Podcast sur l'imagerie médicale sans limites, ép. 2 : L'importance de l'informatique en radiologie, avec Dr. Mike Kramer

– Bonjour à tous. Et bienvenue dans ce nouvel épisode de notre podcast. Aujourd’hui, je vais parler au Dr Mike Kramer, qui est un leader du système de santé formé cliniquement avec un bagage en informatique, qualité et changement clinique. Le Dr Kramer a dirigé des équipes d’informatique pour OhioHealth, SpectrumHealth et TrinityHealth, trois grandes organisations de santé aux États-Unis, et plusieurs autres grands systèmes de livraison intégrés aux États-Unis. Il est Directeur Général de Health Value Leadership, où il fournit des conseils en informatique clinique et en stratégie informatique de santé, flux de travail et gestion du changement aux grands systèmes de santé et organisations informatiques. Dans cette première partie de nos conversations avec le Dr Kramer, nous allons parler de l’importance de la radiologie l’informatique.
Bonjour, Dr. Kramer, et bienvenue dans le Podcast de Limitless Medical Imaging. Nous sommes heureux de vous avoir ici. – Merci, Andra. Merci de m’avoir invité dans votre podcast. Heureux d’être ici.
– Je vais commencer par poser une question très large, mais j’aimerais savoir, quels sont quelques-uns des grands enjeux dans le secteur de la santé qui vous intéressent en ce moment ?

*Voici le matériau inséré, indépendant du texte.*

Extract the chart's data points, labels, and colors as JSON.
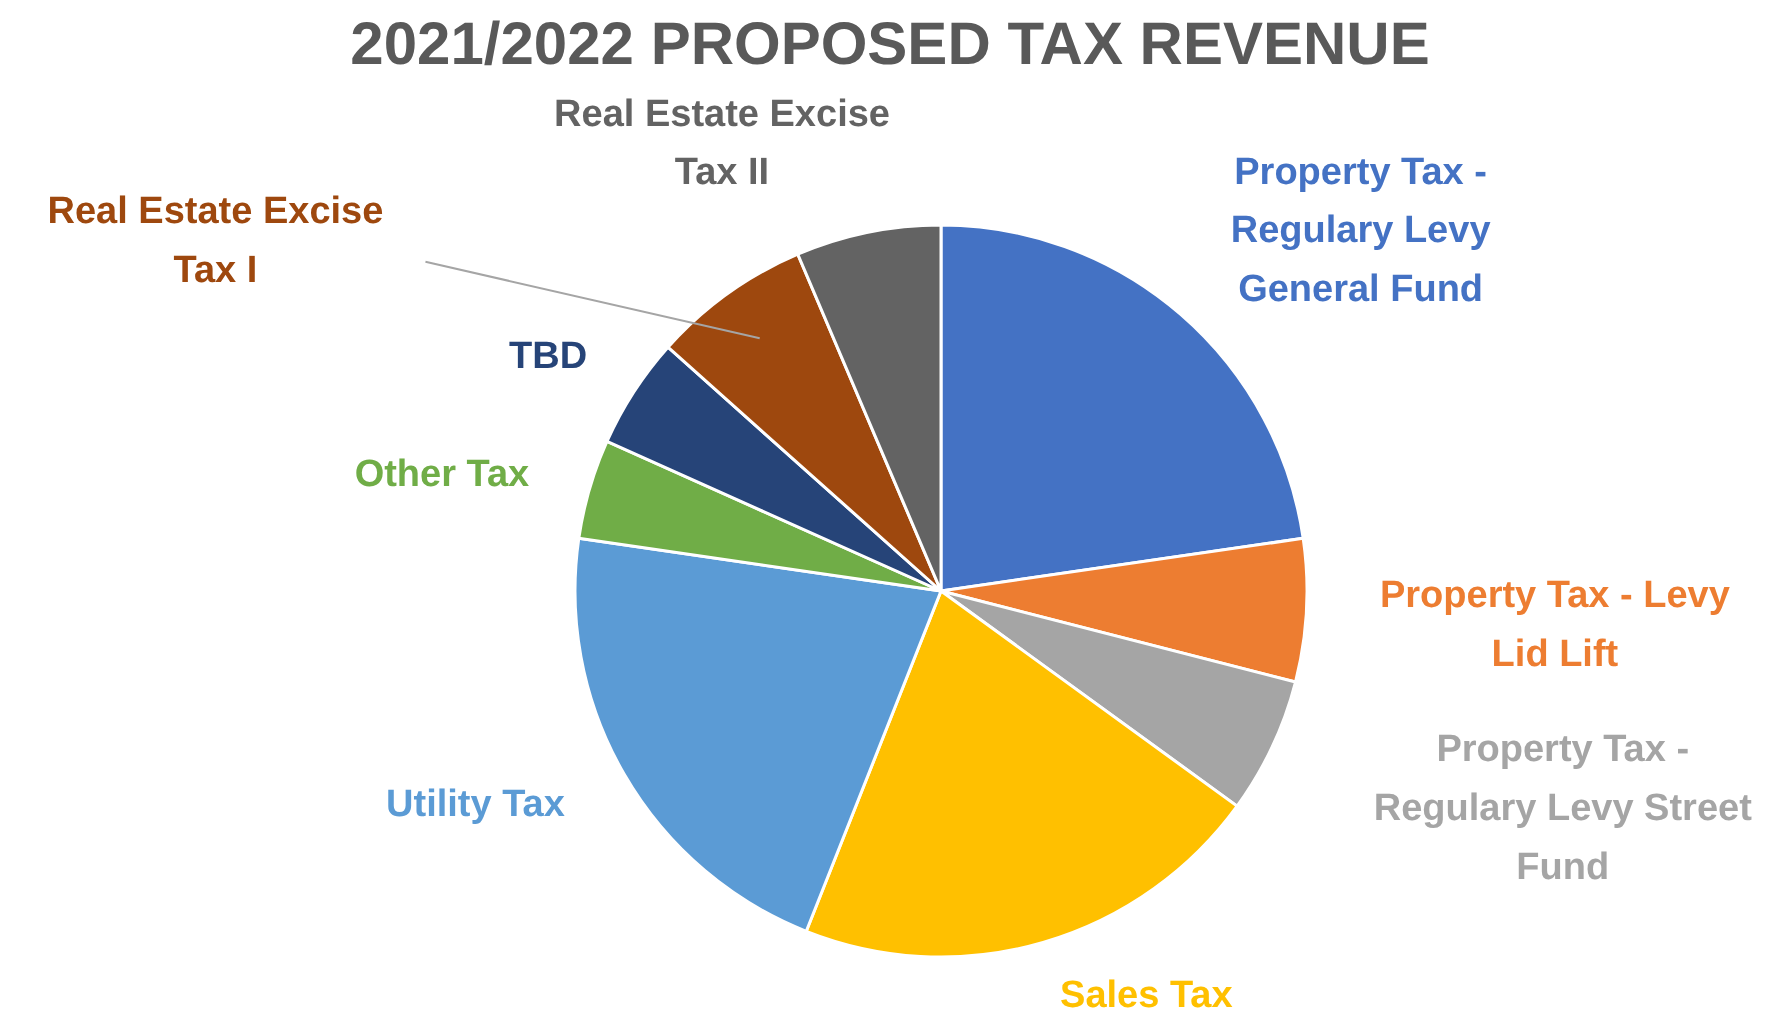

– Eh bien, cela a été trois années chargées, et il y a eu beaucoup de changements technologiques, utilisant la technologie pour faire face au COVID. Mais nous sommes maintenant sortis du pire de tout ça, et nous avons quelques problèmes assez importants à aborder dans les systèmes de santé à travers les États-Unis. Tout d’abord et avant tout, l’économie de la santé change beaucoup. L’inflation, les défis de la main-d’œuvre, l’épuisement des cliniciens, toutes ces choses occupent l’esprit alors que je fais du réseautage. Et, en passant du temps avec des dirigeants à travers les États-Unis, je pense que nous avons également de nouvelles technologies et des menaces émergentes pour les consommateurs. Vous savez, hier, je me suis inscrit pour mes prescriptions via Amazon et c’est un changement significatif – ces types de systèmes de santé axés sur le consommateur vont changer le marché.
Donc, vous savez, cela met beaucoup de pression sur les dirigeants des systèmes de santé, et cela nous fait réfléchir à tout ce que nous faisons. Nous voulons commencer à utiliser l’automatisation. Nous voulons utiliser le cloud. Nous voulons utiliser l’IA. Toutes ces choses sont, encore une fois, une réponse face aux menaces dans l’écosystème de la santé, mais ces menaces nous poussent aussi à faire les choses d’une manière qui pourrait être plus efficace.
Et c’est plutôt excitant. C’est parce que la fenêtre est ouverte pour amener ces technologies et enfin les mettre en œuvre dans l’écosystème de santé, plutôt que de simplement envoyer plus de personnes à ce sujet.
– D’accord. Pourriez-vous nous en dire un peu plus sur la personnalisation dans le secteur de la santé ?
– Donc, les acteurs traditionnels comme les grands systèmes de santé ont vraiment fourni un modèle où vous deviez prendre rendez-vous et vous deviez peut-être avoir été référé pour voir un médecin. Le consumérisme permet un accès aux services de santé en dehors du contexte des grands systèmes de santé. Et donc, si vous êtes un leader dans un système de santé, c’est assez difficile. Cela nivelle le terrain de jeu. Il ne s’agit plus d’une relation de type assureur – professionnel de santé – payeur. J’ai mentionné brièvement que je suis allé sur Amazon et me suis inscrit pour obtenir mes prescriptions par leur intermédiaire. Ils utilisent des économies d’échelle. Leurs grands réseaux de distribution prennent une prescription qui me coûtait auparavant 20 $ et la réduisent à 5 $. Ainsi, le consumérisme a un impact énorme sur le coût et la valeur des soins.
Amazon, Walgreens, Village Medical, One Medical, ce sont tous des exemples d’organisations de santé non traditionnelles axées sur le consommateur. Donc c’est un domaine qui préoccupe les systèmes de santé. Le deuxième domaine est l’accès à l’information. Les consommateurs peuvent posséder leurs propres informations et avec la loi sur les soins du 21e siècle, les informations sur les dossiers de santé électroniques devaient être disponibles en 2021.
Un ensemble de données limité à l’époque, et puis à partir du 6 octobre 2022, toutes les informations de santé électroniques sont désormais accessibles aux patients soit par une variété de moyens via les interfaces FHIR, soit par les portails patients, donnant essentiellement accès à des informations d’une manière que les consommateurs n’avaient jamais eue auparavant.
Alors, que faites-vous avec ça ? Eh bien, vous en êtes propriétaire. Vous avez la possibilité de l’apporter à d’autres soignants. Vous avez la possibilité de passer d’un système de santé à un autre. Vous pouvez l’utiliser à des fins avancées comme la santé des populations, la gestion des maladies, la recherche. Donc, ce sont de très tendances consommateurs excitantes que nous voyons.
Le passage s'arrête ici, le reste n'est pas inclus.